Journal of Thrombosis and Haemostasis
- Discipline: Hematology
- Language: English
- Edited by: Suzanne Cannegieter, Ton Lisman

Publication details
- History: 2003-present
- Publisher: Elsevier for the International Society on Thrombosis and Haemostasis
- Frequency: Monthly
- Impact factor: 5.2 (2025)

Standard abbreviations
- ISO 4: J. Thromb. Haemost.

Indexing
- ISSN: 1538-7933 (print) 1538-7836 (web)

Links
- Journal homepage; @Elsevier;

= Journal of Thrombosis and Haemostasis =

The Journal of Thrombosis and Haemostasis is a monthly peer-reviewed medical journal covering research on thrombosis and hemostasis in general.

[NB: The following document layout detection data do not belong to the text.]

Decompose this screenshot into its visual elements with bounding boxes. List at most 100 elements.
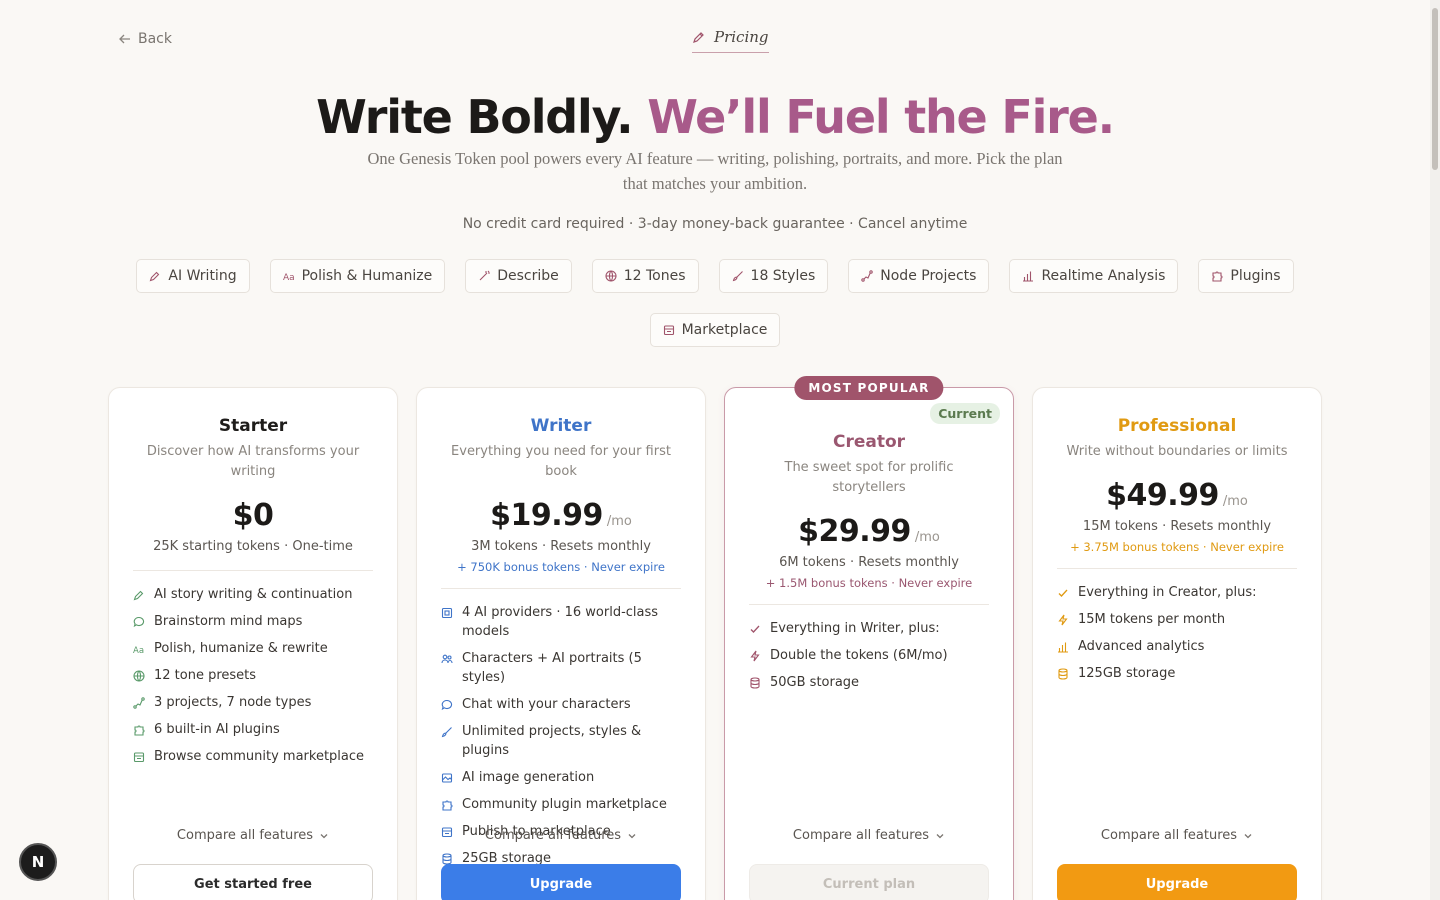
scrollbar-thumb[interactable] (1432, 8, 1438, 170)
price-row: $19.99 /mo (441, 498, 681, 533)
list-item: Community plugin marketplace (441, 795, 681, 814)
feature-text: 15M tokens per month (1078, 612, 1226, 627)
plan-card-professional: Professional Write without boundaries or… (1032, 387, 1322, 900)
wand-icon (479, 270, 491, 281)
feature-text: 3 projects, 7 node types (154, 695, 312, 710)
chip-realtime-analysis[interactable]: Realtime Analysis (1009, 259, 1179, 293)
chip-label: 18 Styles (750, 268, 816, 284)
chevron-down-icon (628, 833, 636, 838)
feature-text: 125GB storage (1078, 666, 1176, 681)
globe-icon (605, 270, 617, 282)
plan-tokens: 6M tokens · Resets monthly (779, 555, 959, 570)
chat-bubble-icon (133, 616, 145, 627)
back-link[interactable]: Back (118, 31, 172, 47)
chip-styles[interactable]: 18 Styles (718, 259, 829, 293)
feature-text: Advanced analytics (1078, 639, 1205, 654)
feature-text: Characters + AI portraits (5 styles) (462, 651, 642, 685)
feature-list: AI story writing & continuation Brainsto… (133, 585, 373, 766)
pricing-nav-link[interactable]: Pricing (692, 28, 769, 53)
get-started-free-button[interactable]: Get started free (133, 864, 373, 900)
cpu-icon (441, 607, 453, 618)
title-accent: We’ll Fuel the Fire. (647, 90, 1115, 144)
check-icon (750, 625, 760, 633)
chip-ai-writing[interactable]: AI Writing (136, 259, 250, 293)
chip-tones[interactable]: 12 Tones (591, 259, 699, 293)
divider (133, 570, 373, 571)
feature-text: AI image generation (462, 770, 595, 785)
price-row: $29.99 /mo (749, 514, 989, 549)
guarantee-text: No credit card required · 3-day money-ba… (462, 216, 968, 232)
chip-marketplace[interactable]: Marketplace (649, 313, 781, 347)
svg-text:Aa: Aa (133, 646, 144, 655)
plan-name: Starter (218, 416, 288, 436)
chip-label: Realtime Analysis (1041, 268, 1166, 284)
database-icon (1058, 667, 1068, 680)
current-badge: Current (930, 403, 1000, 424)
puzzle-icon (134, 724, 145, 736)
puzzle-icon (442, 799, 453, 811)
list-item: 4 AI providers · 16 world-class models (441, 603, 681, 641)
most-popular-badge: MOST POPULAR (794, 376, 944, 400)
nodes-icon (861, 270, 874, 282)
plan-description: Discover how AI transforms your writing (146, 444, 360, 479)
compare-features-toggle[interactable]: Compare all features (1033, 828, 1321, 843)
divider (749, 604, 989, 605)
text-aa-icon: Aa (133, 646, 144, 655)
upgrade-writer-button[interactable]: Upgrade (441, 864, 681, 900)
feature-list: Everything in Writer, plus: Double the t… (749, 619, 989, 692)
nodes-icon (133, 696, 145, 709)
list-item: 3 projects, 7 node types (133, 693, 373, 712)
chip-plugins[interactable]: Plugins (1198, 259, 1294, 293)
users-icon (441, 654, 453, 663)
lightning-icon (750, 650, 760, 661)
compare-label: Compare all features (1100, 828, 1238, 843)
compare-features-toggle[interactable]: Compare all features (109, 828, 397, 843)
plans-grid: Starter Discover how AI transforms your … (108, 376, 1322, 900)
compare-features-toggle[interactable]: Compare all features (417, 828, 705, 843)
plan-card-writer: Writer Everything you need for your firs… (416, 387, 706, 900)
price-period: /mo (914, 530, 940, 545)
divider (1057, 568, 1297, 569)
pricing-label: Pricing (714, 28, 769, 46)
hero: Write Boldly. We’ll Fuel the Fire. One G… (0, 88, 1430, 232)
chip-label: Node Projects (880, 268, 977, 284)
list-item: 50GB storage (749, 673, 989, 692)
brush-icon (441, 726, 452, 737)
plan-bonus: + 1.5M bonus tokens · Never expire (765, 576, 973, 590)
compare-label: Compare all features (792, 828, 930, 843)
globe-icon (133, 669, 145, 682)
list-item: Characters + AI portraits (5 styles) (441, 649, 681, 687)
plan-tokens: 25K starting tokens · One-time (153, 539, 353, 554)
list-item: Advanced analytics (1057, 637, 1297, 656)
list-item: 15M tokens per month (1057, 610, 1297, 629)
feature-text: Community plugin marketplace (462, 797, 667, 812)
chevron-down-icon (1244, 833, 1252, 838)
chip-label: Plugins (1230, 268, 1281, 284)
feature-text: Everything in Creator, plus: (1078, 585, 1257, 600)
plan-price: $29.99 (798, 514, 911, 549)
floating-avatar-button[interactable]: N (19, 843, 57, 881)
plan-name: Professional (1117, 416, 1237, 436)
chip-describe[interactable]: Describe (465, 259, 572, 293)
upgrade-professional-button[interactable]: Upgrade (1057, 864, 1297, 900)
feature-text: Everything in Writer, plus: (770, 621, 940, 636)
feature-text: Unlimited projects, styles & plugins (462, 724, 642, 758)
page-scrollbar[interactable] (1430, 0, 1440, 900)
plan-card-creator: MOST POPULAR Current Creator The sweet s… (724, 376, 1014, 900)
chat-bubble-icon (441, 699, 453, 710)
compare-features-toggle[interactable]: Compare all features (725, 828, 1013, 843)
price-period: /mo (606, 514, 632, 529)
plan-price: $0 (232, 498, 274, 533)
feature-text: 50GB storage (770, 675, 860, 690)
list-item: AI story writing & continuation (133, 585, 373, 604)
chip-label: Describe (497, 268, 559, 284)
feature-text: 6 built-in AI plugins (154, 722, 280, 737)
feature-text: Browse community marketplace (154, 749, 365, 764)
hero-subtitle: One Genesis Token pool powers every AI f… (367, 149, 1063, 193)
feature-text: Double the tokens (6M/mo) (770, 648, 948, 663)
price-period: /mo (1222, 494, 1248, 509)
chip-polish-humanize[interactable]: Aa Polish & Humanize (269, 259, 446, 293)
plan-price: $49.99 (1106, 478, 1219, 513)
chip-node-projects[interactable]: Node Projects (848, 259, 990, 293)
compare-label: Compare all features (176, 828, 314, 843)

It is published by Elsevier and the editors-in-chief are Suzanne Cannegieter and Ton Lisman. Former editors-in-chief include David Lillicrap, James Morrissey, Frits Rosendaal, Pieter Reitsma, Mike Greaves, David Lane, Pier Mannucci, Jos Vermylen, Jan Sixma, Francois Duckert, and Rosemary Biggs. It is an official journal of the International Society on Thrombosis and Haemostasis.

==Abstracting and indexing==
According to the Journal Citation Reports, the journal has a 2025 impact factor of 5.2.